Roberts Liardon tells us that Knox was cordially received by Calvin when he returned to Geneva in April of 1555. For the second time, he tried to settle down into a life of scholarship and study. Deeply impressed with the way Calvin ran Geneva, Knox wanted to learn all he could from it. He wrote of it, “In other places, I confess Christ to be truly preached; but manners and religion so sincerely reformed, I have not yet seen in any other place.”
Back in Scotland, it was clear that Protestantism would be unofficially tolerated for the time being. The Protestants there were taking advantage of the occasion, spreading the Gospel wherever they could.

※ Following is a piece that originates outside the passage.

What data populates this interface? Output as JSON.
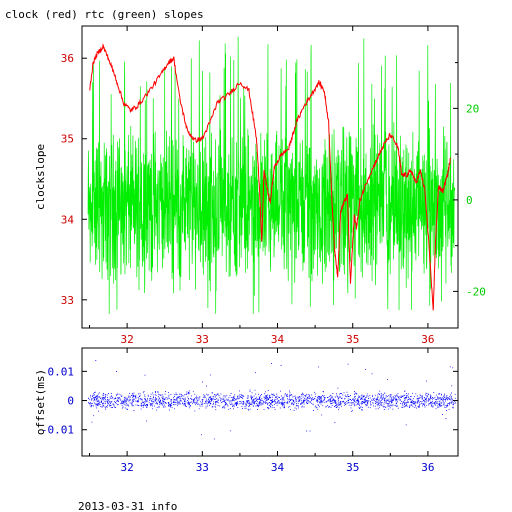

There was such high hope among them that they even believed that the Regent Mary might someday convert. Her young daughter, Mary, was now being educated in France and would return someday soon to Scotland as the queen. The Regent Mary had obtained the services of a Protestant to represent Scotland to France in hopes of opening trade. She was now growing older and, by her actions, it seemed that she had weakened in her stand for Catholicism. Compared to Bloody Mary next door in England, anyone looked good! Many Protestant refugees had fled England and taken refuge in Scotland, thinking it was safer. But they still desperately needed preachers and pastors.

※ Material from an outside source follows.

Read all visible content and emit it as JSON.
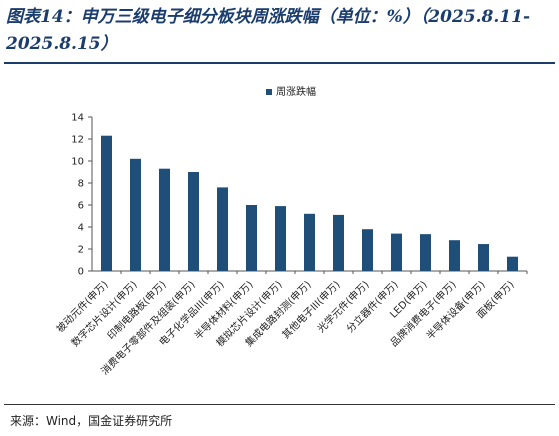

Roberts Liardon tells us that in the meantime, Knox was busy organizing a radical English congregation in Geneva. He was grooming them and rallying them to eventually return to England for a Protestant takeover. All this time, he was still receiving letters from Mrs. Bowes, telling him of the increasing pressure on her family to attend Mass.
Their lack of conformity to Catholicism was placing her husband in danger, and, though he was unwilling to convert from Catholicism, Mr. Bowes reluctantly agreed that she and Marjory could leave England. Mrs. Bowes wrote that she and Marjory wanted to join Knox in Geneva so they could worship as they believed.